Monday 23 September 2019

Stadium sponsorship is name of the game as sponsors chase a big score

Ellie Donnelly

Ellie Donnelly

Lansdowne Road is now the Aviva Stadium, the former Musgrave Park in Cork is Irish Independent Park, and there's a Kingspan Stadium at Ravenhill in Belfast.

Stadium naming rights are already big business here, even if sponsors can, so far, only gaze longingly at GAA citadels like Croke Park from afar.

And there's evidence they work to build brand recognition. Aviva really only became a household name here after striking a €4m-a-year naming deal for Lansdowne Road, which it has just extended to 2025.

According to new research by Duff & Phelps, the potential market rates for UK stadium naming rights grew to €152.7m in 2017, an increase of over 80pc on the 2013 market rates of €84m.

However, the market here is underdeveloped, Duff & Phelps said.

Interestingly, the study found that in North America, where naming-rights deals are very common, new sponsors can be reluctant to take on a ground that's previously had someone else's name on it.

In the UK, Manchester United's Old Trafford Stadium could command €29.5m a season to offer seasonal naming rights to its 75,643-seater stadium, more than any of its rivals, Duff & Phelps said.

Manchester United's tally is potentially €7.9m more than that of neighbouring Manchester City, which it currently lags behind in the Premier League, the report found.

That's partly because stadiums that have never sold naming rights before can charge a premium, at least the first time.

Niall Cribben, who is a director at valuation and corporate finance advisor firm Duff & Phelps Ireland, said there's also a big potential market here in Ireland.

"There is a huge opportunity for stadiums in Ireland to explore stronger commercial agreements with top brands," Mr Cribben said.

"This will be good for the brands, good for the stadiums and the teams that fill them and ultimately good for fans as stadium experiences will undoubtedly improve."

The data, however, shows that in the UK the really big money is skewed to a tiny number of the most elite clubs.

Out of the €152.7m potentially attributable to seasonal Premier League naming rights, almost 80pc of it would go to the top six English clubs that regularly play in European competitions, highlighting how much a club's performance is directly linked to its financial performance.

The big two Manchester clubs alone would generate over a third of the Premiership's potential market of €152.7m, while the top five London clubs could generate 40pc of the total, the study found.

While many clubs are slow to sell rights, sponsors are keen to buy.

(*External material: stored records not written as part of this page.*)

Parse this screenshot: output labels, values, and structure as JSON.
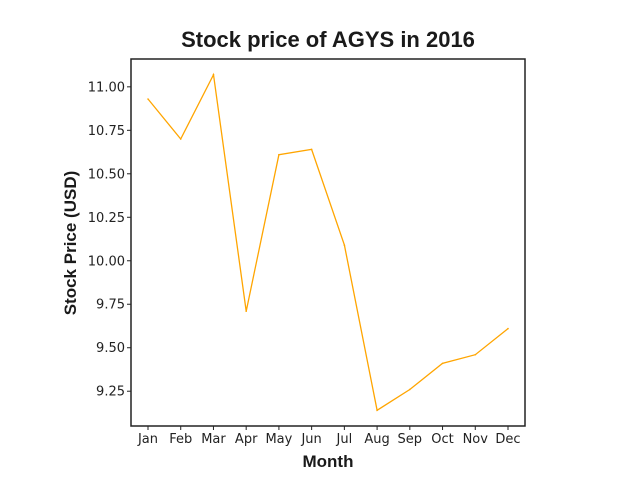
{
  "chart_data": {
    "type": "line",
    "title": "Stock price of AGYS in 2016",
    "xlabel": "Month",
    "ylabel": "Stock Price (USD)",
    "categories": [
      "Jan",
      "Feb",
      "Mar",
      "Apr",
      "May",
      "Jun",
      "Jul",
      "Aug",
      "Sep",
      "Oct",
      "Nov",
      "Dec"
    ],
    "series": [
      {
        "values": [
          10.93,
          10.7,
          11.07,
          9.71,
          10.61,
          10.64,
          10.09,
          9.14,
          9.26,
          9.41,
          9.46,
          9.61
        ],
        "color": "#FFA500"
      }
    ],
    "ylim": [
      9.05,
      11.16
    ],
    "yticks": [
      9.25,
      9.5,
      9.75,
      10.0,
      10.25,
      10.5,
      10.75,
      11.0
    ],
    "ytick_labels": [
      "9.25",
      "9.50",
      "9.75",
      "10.00",
      "10.25",
      "10.50",
      "10.75",
      "11.00"
    ],
    "grid": false,
    "legend": "none"
  }
}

"Sponsorship demand for the content rights of the top clubs in the Premier League shows no sign of abating," said Trevor Birch, former CEO of Chelsea FC and now managing director and head of UK and Ireland Sports at Duff & Phelps.

"Although the UK hasn't embraced stadium naming rights as enthusiastically as the US, its potential to become an important revenue stream is highlighted by these figures."

In England, Arsenal, Manchester City and Leicester City are among the 40pc of Premier League clubs that have granted stadium naming rights to their grounds in recent years.